The video continues by Soptic telling the story of how when the plant was shut down he lost his health insurance and later his wife was diagnosed with terminal cancer and then she died because they no longer had insurance, and this was somehow a direct fault of Romney.
I understand that the Obama campaign may not entirely agree with Romney’s view on economics and outsourcing, however, they’re stepping into dangerous ground when they try to directly link Romney with this women’s death.
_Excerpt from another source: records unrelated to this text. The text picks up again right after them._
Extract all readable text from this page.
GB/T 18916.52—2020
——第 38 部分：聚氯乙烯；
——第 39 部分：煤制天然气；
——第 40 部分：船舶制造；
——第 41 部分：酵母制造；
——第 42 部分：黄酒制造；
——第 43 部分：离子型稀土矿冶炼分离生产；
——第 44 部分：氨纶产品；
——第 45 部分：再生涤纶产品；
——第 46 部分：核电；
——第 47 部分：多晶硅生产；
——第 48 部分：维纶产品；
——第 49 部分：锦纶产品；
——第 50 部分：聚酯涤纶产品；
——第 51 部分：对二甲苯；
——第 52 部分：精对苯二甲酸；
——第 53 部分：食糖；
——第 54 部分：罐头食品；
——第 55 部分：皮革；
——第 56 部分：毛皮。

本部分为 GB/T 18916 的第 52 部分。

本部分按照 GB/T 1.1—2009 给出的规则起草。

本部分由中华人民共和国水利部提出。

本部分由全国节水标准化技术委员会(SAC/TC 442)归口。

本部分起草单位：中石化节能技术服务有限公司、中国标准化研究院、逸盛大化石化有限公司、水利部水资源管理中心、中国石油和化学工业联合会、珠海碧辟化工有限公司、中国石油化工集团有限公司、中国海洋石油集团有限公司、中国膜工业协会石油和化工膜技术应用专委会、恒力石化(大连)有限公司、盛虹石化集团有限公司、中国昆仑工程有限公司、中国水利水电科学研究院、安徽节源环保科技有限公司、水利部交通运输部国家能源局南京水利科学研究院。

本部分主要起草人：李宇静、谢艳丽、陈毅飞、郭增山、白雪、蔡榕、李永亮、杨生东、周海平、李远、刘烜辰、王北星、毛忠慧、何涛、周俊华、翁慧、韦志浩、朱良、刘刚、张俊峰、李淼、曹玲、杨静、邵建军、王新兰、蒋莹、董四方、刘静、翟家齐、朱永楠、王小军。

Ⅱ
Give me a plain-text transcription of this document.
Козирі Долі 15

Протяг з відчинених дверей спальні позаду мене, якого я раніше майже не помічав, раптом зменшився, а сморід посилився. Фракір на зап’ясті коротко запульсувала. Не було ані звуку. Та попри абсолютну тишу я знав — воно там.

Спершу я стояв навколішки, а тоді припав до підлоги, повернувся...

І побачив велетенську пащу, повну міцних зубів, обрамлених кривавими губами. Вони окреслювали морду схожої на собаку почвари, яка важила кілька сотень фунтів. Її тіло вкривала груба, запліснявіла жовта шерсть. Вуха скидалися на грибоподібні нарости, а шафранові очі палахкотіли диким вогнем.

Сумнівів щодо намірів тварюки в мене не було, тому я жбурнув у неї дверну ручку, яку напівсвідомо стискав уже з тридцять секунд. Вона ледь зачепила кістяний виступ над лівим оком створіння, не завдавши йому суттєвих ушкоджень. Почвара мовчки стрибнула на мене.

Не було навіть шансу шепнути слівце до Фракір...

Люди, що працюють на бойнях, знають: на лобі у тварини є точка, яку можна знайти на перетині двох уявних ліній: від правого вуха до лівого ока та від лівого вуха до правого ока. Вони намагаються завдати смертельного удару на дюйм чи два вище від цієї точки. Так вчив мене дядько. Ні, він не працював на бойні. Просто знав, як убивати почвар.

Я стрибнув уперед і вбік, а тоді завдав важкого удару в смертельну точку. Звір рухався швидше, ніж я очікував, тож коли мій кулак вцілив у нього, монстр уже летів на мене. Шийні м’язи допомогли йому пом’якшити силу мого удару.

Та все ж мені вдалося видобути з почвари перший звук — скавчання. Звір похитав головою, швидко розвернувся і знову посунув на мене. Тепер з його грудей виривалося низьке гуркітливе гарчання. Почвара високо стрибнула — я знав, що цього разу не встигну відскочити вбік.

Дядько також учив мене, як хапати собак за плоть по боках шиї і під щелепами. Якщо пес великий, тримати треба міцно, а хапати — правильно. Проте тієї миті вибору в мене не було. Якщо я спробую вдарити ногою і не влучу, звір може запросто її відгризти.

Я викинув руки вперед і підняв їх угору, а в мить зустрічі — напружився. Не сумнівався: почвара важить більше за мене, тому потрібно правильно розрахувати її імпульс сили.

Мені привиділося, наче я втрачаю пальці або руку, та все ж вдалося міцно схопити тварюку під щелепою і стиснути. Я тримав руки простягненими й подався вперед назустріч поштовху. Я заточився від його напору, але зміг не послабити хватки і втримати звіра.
Maybe the campaign wasn’t trying to paint Romney as homicidal, however the ad creates a direct connection between this Republican candidate and her death and that is simply an immoral way to go about campaigning.
Right now unemployment is at 8.3% according to the Bureau of Labor Statistics, and in 2010 the number of uninsured American was at 16.3% according to a CNN article. That means that millions of people throughout the country are being laid off and cannot afford health care. Many businesses have chosen the same solutions of outsourcing like Romney and Bain Capital. I think everyone can agree that it would not be correct to try and find an individual story about lack of health care and loss of life for every company that’s closed down a branch or let go of workers, and there is most probably a story out there.
However, you would no sooner associate any of those companies with being directly responsible for a death than you would Romney. This ad paints Romney in a completely unfair light, just as his ads that twist Obama words into un-American sentiments.
Not all ads are horrible. Both Romney and Obama have released strictly positive ad campaigns that highlight their contributions to American society. But these ads don’t make news with the people. So perhaps it is somewhat also the fault of the voters that these “attack ads” are the rule of the day.
In an ad campaign project launched by TIME and Brookings Institute, 50% of a 200 person sample found Obama’s ad that set Romney’s “outsourcing of jobs, Swiss bank accounts, and Caymans corporations” to a – rather off key – rendition of “America the Beautiful” sang by the one and only Romney, memorable.
This may have been a little cheesy in a horror movie sinister sort of fashion, but it proved to be affective among viewers. There are aren’t many news stories about the positive ads, and it seems that to grab the viewers interest candidates have to spend millions of dollars putting out vicious ads that tell fallacies and promote uncivil conduct.
What we as citizens need to do is reform our culture from being centered around gimmicks and sly politics to focus on the real issues and debates if we ever expect our politicians to be as honest and true as we blame them for not being.